Involving patients by virtue of their experiential knowledge in health research: lessons from the onboarding process in a transdisciplinary project at Belgian universities

Why Patients’ Voices Matter in Cancer Research

Cancer care is about far more than tests, scans, and medicines. It also touches people’s emotions, relationships, jobs, and sense of self. This article looks at a Belgian project called “Symphony of Us,” which set out to bring cancer patients directly into the heart of research, not just as study subjects, but as partners and co‑researchers. By listening to people who have lived through cancer and training them to work alongside academics, the project hopes to shape studies that truly reflect what matters most to patients in their daily lives.

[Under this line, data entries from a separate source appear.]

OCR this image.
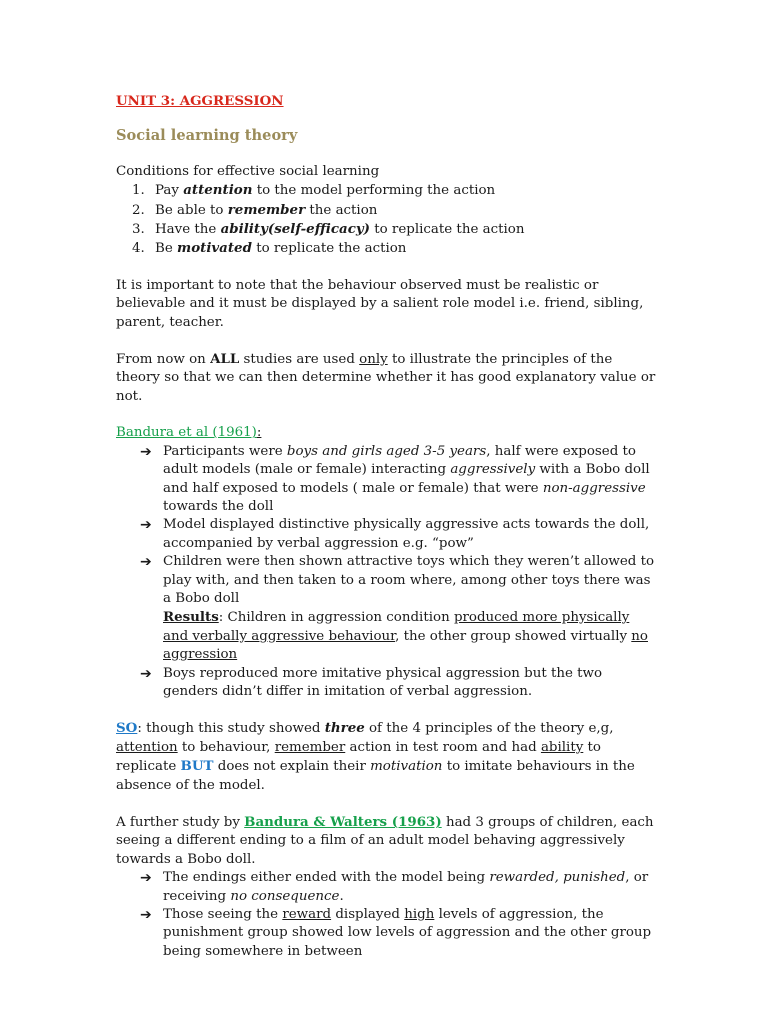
UNIT 3: AGGRESSION
Social learning theory
Conditions for effective social learning
1. Pay attention to the model performing the action
2. Be able to remember the action
3. Have the ability(self-efficacy) to replicate the action
4. Be motivated to replicate the action

It is important to note that the behaviour observed must be realistic or believable and it must be displayed by a salient role model i.e. friend, sibling, parent, teacher.

From now on ALL studies are used only to illustrate the principles of the theory so that we can then determine whether it has good explanatory value or not.

Bandura et al (1961):
➔ Participants were boys and girls aged 3-5 years, half were exposed to adult models (male or female) interacting aggressively with a Bobo doll and half exposed to models ( male or female) that were non-aggressive towards the doll
➔ Model displayed distinctive physically aggressive acts towards the doll, accompanied by verbal aggression e.g. “pow”
➔ Children were then shown attractive toys which they weren’t allowed to play with, and then taken to a room where, among other toys there was a Bobo doll
Results: Children in aggression condition produced more physically and verbally aggressive behaviour, the other group showed virtually no aggression
➔ Boys reproduced more imitative physical aggression but the two genders didn’t differ in imitation of verbal aggression.

SO: though this study showed three of the 4 principles of the theory e,g, attention to behaviour, remember action in test room and had ability to replicate BUT does not explain their motivation to imitate behaviours in the absence of the model.

A further study by Bandura & Walters (1963) had 3 groups of children, each seeing a different ending to a film of an adult model behaving aggressively towards a Bobo doll.
➔ The endings either ended with the model being rewarded, punished, or receiving no consequence.
➔ Those seeing the reward displayed high levels of aggression, the punishment group showed low levels of aggression and the other group being somewhere in between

Bringing Different Worlds Around One Table

The project is built on an approach known as transdisciplinary research, where people from different academic fields—such as law, nursing, biomedical, and social sciences—team up with non‑academics like patients, caregivers, and health professionals. Instead of researchers designing studies alone and then asking patients for feedback, everyone co‑creates the questions and methods together. In “Symphony of Us,” this meant actively recruiting people with personal experience of cancer, regardless of whether they had any scientific background, and inviting them to join as equal team members in a two‑year effort to rethink how “patient value” is defined and used in oncology research.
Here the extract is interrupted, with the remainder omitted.